Alistarse en el ejército en aquellas circunstancias significaba elegir entre dos bandos de la nobleza. Es probable que la familia, como la nobleza y el pueblo de Posnania, siguiera al Arzobispo de Poznan, que consideraba legítimo al rey Estanislao. Y es también posible, por eso, que, cuando Melchor decidió alistarse en 1712, formara parte de este bando.

Una vez que respondió a la obligación del servicio militar, cumplidos ya los 21 años, sentía cada vez más fuerte y apremiante la llamada del Señor a la vida religiosa. Sin dudarlo resistió a los deseos de los familiares, que deseaban para él un feliz matrimonio, y marchó a Cracovia, donde pidió ser admitido en el convento que los Frailes Menores Conventuales tenían en dicha ciudad. Aquí tuvo que superar otras presiones por parte de sus colegas militares, que trataban de convencerlo para que regresara al ejército. Empezó el noviciado en Cracovia, pero poco después, al declararse la epidemia de peste, fue trasladado con los otros novicios a Piotrków, donde, con el nombre de Rafael, hizo su primera profesión el 26 de abril de 1716.

Su deseo era de seguir como “hermano religioso”, pero los superiores lo juzgaron idóneo para el sacerdocio, y lo enviaron a hacer el curso de teología moral en los colegios de Kalisz y Oborniki. A finales de 1717, según la usanza de la época, fue ordenado sacerdote en Poznan.
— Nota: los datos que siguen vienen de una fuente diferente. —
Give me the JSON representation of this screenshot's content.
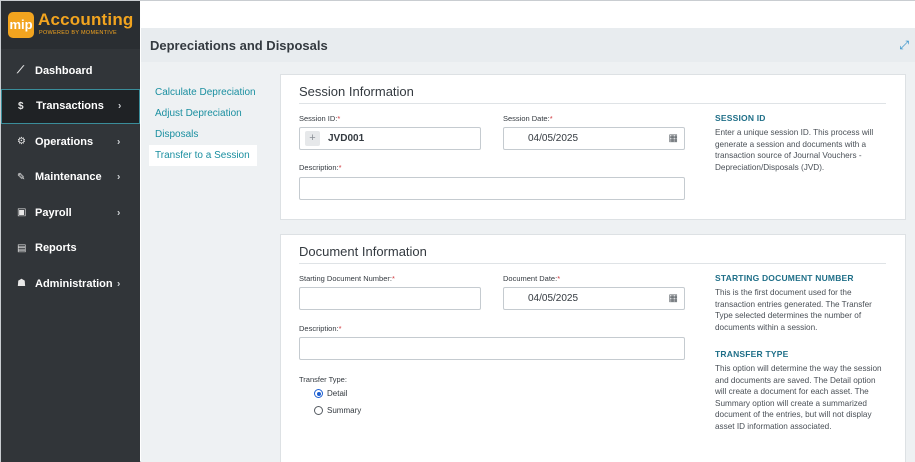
{
  "app": {
    "logo_badge": "mip",
    "logo_title": "Accounting",
    "logo_sub": "POWERED BY MOMENTIVE"
  },
  "nav": [
    {
      "label": "Dashboard",
      "icon": "chart-line-icon",
      "glyph": "⟋"
    },
    {
      "label": "Transactions",
      "icon": "dollar-icon",
      "glyph": "$",
      "chevron": "›"
    },
    {
      "label": "Operations",
      "icon": "gears-icon",
      "glyph": "⚙",
      "chevron": "›"
    },
    {
      "label": "Maintenance",
      "icon": "wrench-icon",
      "glyph": "✎",
      "chevron": "›"
    },
    {
      "label": "Payroll",
      "icon": "money-icon",
      "glyph": "▣",
      "chevron": "›"
    },
    {
      "label": "Reports",
      "icon": "document-icon",
      "glyph": "▤"
    },
    {
      "label": "Administration",
      "icon": "users-icon",
      "glyph": "☗",
      "chevron": "›"
    }
  ],
  "header": {
    "title": "Depreciations and Disposals",
    "expand_glyph": "⤢"
  },
  "subnav": [
    {
      "label": "Calculate Depreciation"
    },
    {
      "label": "Adjust Depreciation"
    },
    {
      "label": "Disposals"
    },
    {
      "label": "Transfer to a Session"
    }
  ],
  "session": {
    "title": "Session Information",
    "id_label": "Session ID:",
    "id_value": "JVD001",
    "date_label": "Session Date:",
    "date_value": "04/05/2025",
    "desc_label": "Description:",
    "desc_value": "",
    "required_mark": "*",
    "help_head": "SESSION ID",
    "help_text": "Enter a unique session ID. This process will generate a session and documents with a transaction source of Journal Vouchers - Depreciation/Disposals (JVD)."
  },
  "document": {
    "title": "Document Information",
    "start_label": "Starting Document Number:",
    "start_value": "",
    "date_label": "Document Date:",
    "date_value": "04/05/2025",
    "desc_label": "Description:",
    "desc_value": "",
    "transfer_label": "Transfer Type:",
    "opt_detail": "Detail",
    "opt_summary": "Summary",
    "help_head1": "STARTING DOCUMENT NUMBER",
    "help_text1": "This is the first document used for the transaction entries generated. The Transfer Type selected determines the number of documents within a session.",
    "help_head2": "TRANSFER TYPE",
    "help_text2": "This option will determine the way the session and documents are saved. The Detail option will create a document for each asset. The Summary option will create a summarized document of the entries, but will not display asset ID information associated."
  },
  "colors": {
    "sidebar": "#313539",
    "accent": "#f2a41f",
    "link": "#1a8fa0",
    "required": "#d0393e"
  }
}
Su compromiso ministerial se manifestaba siempre y en todas partes en su celo incansable por la formación espiritual de los creyentes, a través de una celebración ejemplar del culto divino, en la predicación catequética y moral en un estilo sencillo y popular, en la disponibilidad generosa para la administración del sacramento de la penitencia, y en las obras de caridad. Fieles de todos los estratos sociales acudían a él, atraídos por su vida interior y su caridad inagotable.
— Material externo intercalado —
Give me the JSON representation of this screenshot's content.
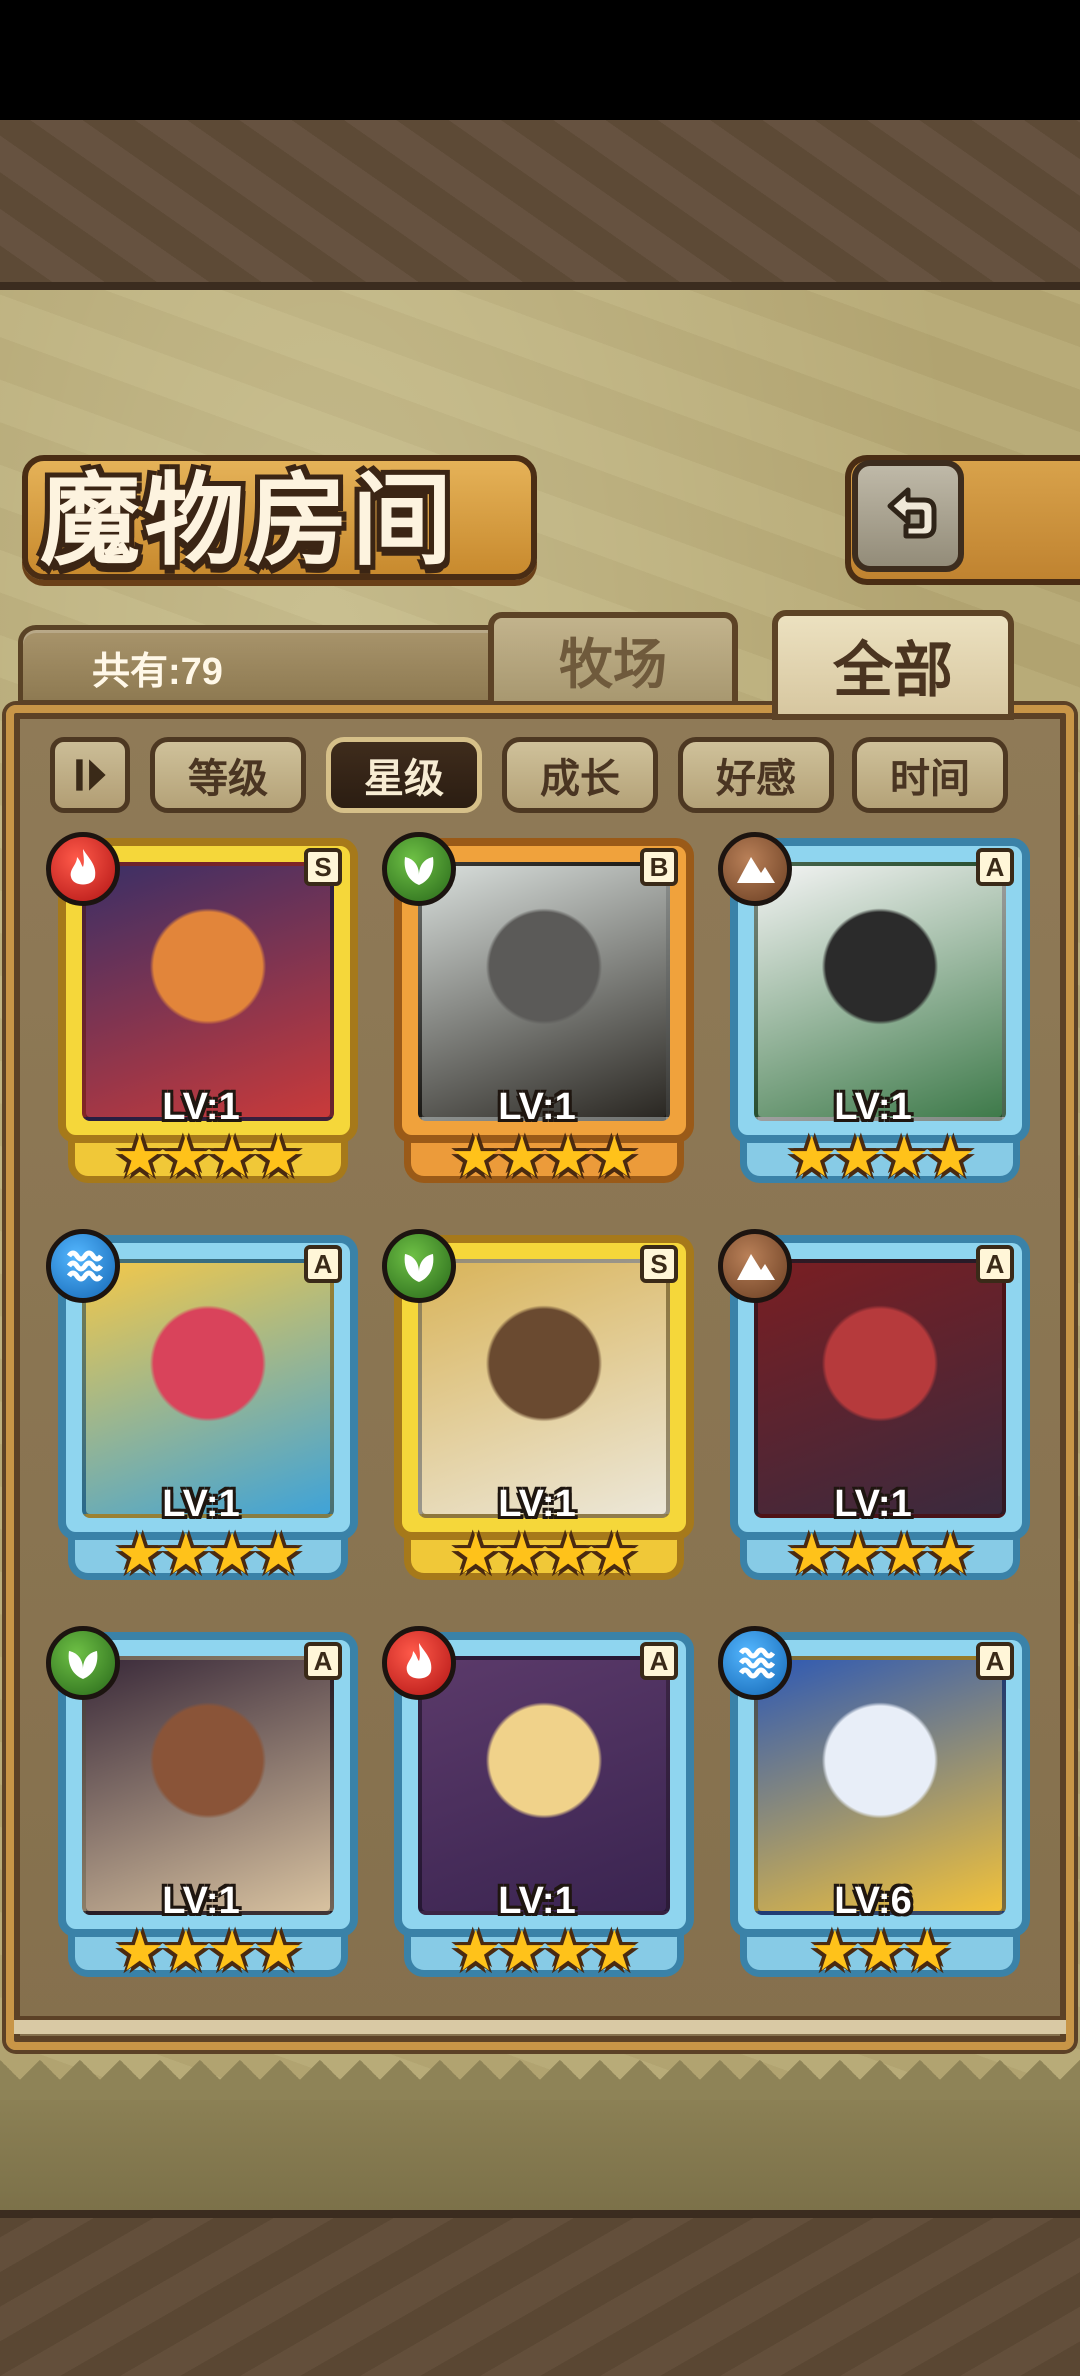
{
  "header": {
    "title": "魔物房间"
  },
  "summary": {
    "count_label": "共有:79"
  },
  "tabs": [
    {
      "label": "牧场"
    },
    {
      "label": "全部"
    }
  ],
  "sort": {
    "buttons": [
      "等级",
      "星级",
      "成长",
      "好感",
      "时间"
    ],
    "active": "星级"
  },
  "cards": [
    {
      "element": "fire",
      "rank": "S",
      "level": "LV:1",
      "stars": "★★★★",
      "frame": "gold",
      "art": [
        "#3b2f66",
        "#e2853a",
        "#c93a3a"
      ]
    },
    {
      "element": "leaf",
      "rank": "B",
      "level": "LV:1",
      "stars": "★★★★",
      "frame": "orange",
      "art": [
        "#d9dfdc",
        "#5b5a58",
        "#2a2722"
      ]
    },
    {
      "element": "earth",
      "rank": "A",
      "level": "LV:1",
      "stars": "★★★★",
      "frame": "blue",
      "art": [
        "#f4f4f4",
        "#2b2b2b",
        "#3e7a4a"
      ]
    },
    {
      "element": "water",
      "rank": "A",
      "level": "LV:1",
      "stars": "★★★★",
      "frame": "blue",
      "art": [
        "#f3c84a",
        "#d9435b",
        "#3fa3d8"
      ]
    },
    {
      "element": "leaf",
      "rank": "S",
      "level": "LV:1",
      "stars": "★★★★",
      "frame": "gold",
      "art": [
        "#d9b45a",
        "#6a4a30",
        "#ece7d8"
      ]
    },
    {
      "element": "earth",
      "rank": "A",
      "level": "LV:1",
      "stars": "★★★★",
      "frame": "blue",
      "art": [
        "#7a1e22",
        "#b63a3c",
        "#3a2a3e"
      ]
    },
    {
      "element": "leaf",
      "rank": "A",
      "level": "LV:1",
      "stars": "★★★★",
      "frame": "blue",
      "art": [
        "#3a2a3a",
        "#8a5438",
        "#d8c2a0"
      ]
    },
    {
      "element": "fire",
      "rank": "A",
      "level": "LV:1",
      "stars": "★★★★",
      "frame": "blue",
      "art": [
        "#5b3a6a",
        "#f0d28a",
        "#3a2450"
      ]
    },
    {
      "element": "water",
      "rank": "A",
      "level": "LV:6",
      "stars": "★★★",
      "frame": "blue",
      "art": [
        "#2e59b4",
        "#e8eef8",
        "#f2c23a"
      ]
    }
  ]
}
Su sensibilidad especial hacia los sufrimientos e los enfermos hizo que los superiores pensaran en él en 1736, para un servicio de gran caridad en Cracovia, sacudida por una terrible epidemia de peste, agravada por una violenta inundación.
Durante dos años ofreció su servicio casi ininterrumpido en un hospital, en contacto con un millar de enfermos apiñados sobre paja húmeda, en espacios estrechísimos, aterrorizados por una suerte sin esperanza, con un hedor insoportable, presagios y testigos de una muerte convertida para todos en experiencia diaria.
Desde la mañana hasta la tarde, el P. Rafael se entretenía con los infelices pacientes y con los moribundos: les ayudaba, los exhortaba, les infundía confianza, los abría a la confianza en Dios, los confesaba y los preparaba para el encuentro con Dios. Cuando se daba cuenta de que estaba rodeado de cadáveres, rompía a llorar y a sollozar, levantando las manos al cielo en actitud de súplica, para implorar a Dios la liberación de tanta calamidad.

La epidemia cesó en 1738, y el apóstol del hospital de Cracovia regresó enseguida al convento de Lagiewniski, donde fue recibido con sentimientos de respeto por los compañeros y por “sus” pobres, y donde reemprendió enseguida, y con gran sencillez, su acostumbrado servicio de asistencia. Esta “sencillez” de un deber que se sigue cumpliendo es lo que demuestra la carga de total y completa entrega que el P. Rafael había hecho a Dios de su propia vida.

El Señor le dio el gozo de poder atender, junto con los pobres, a su madre, que se había mudado a Lagiewniski para vivir “con devoción” cerca del hijo.
Pero sus fuerzas físicas, debilitadas por la penitencia y por su indefensa actividad al servicio de la caridad, ya se iban agotando. En septiembre de 1741 tuvo que suspender toda actividad. Atado al lecho, con inquebrantable serenidad, repetía a quiénes se le acercaban: “Hay que morir”. Y se preparaba con una admirable conformidad a la voluntad de Dios, soportando, meditando, animando a cuantos lo rodeaban.

El 1 de diciembre, viernes, dijo: “¡Qué hermoso sería morir el día de la pasión y muerte del Señor…, pero también será hermoso morir mañana, día dedicado a la Bienaventurada Virgen María!” Así fue: era el 2 de diciembre de 1741.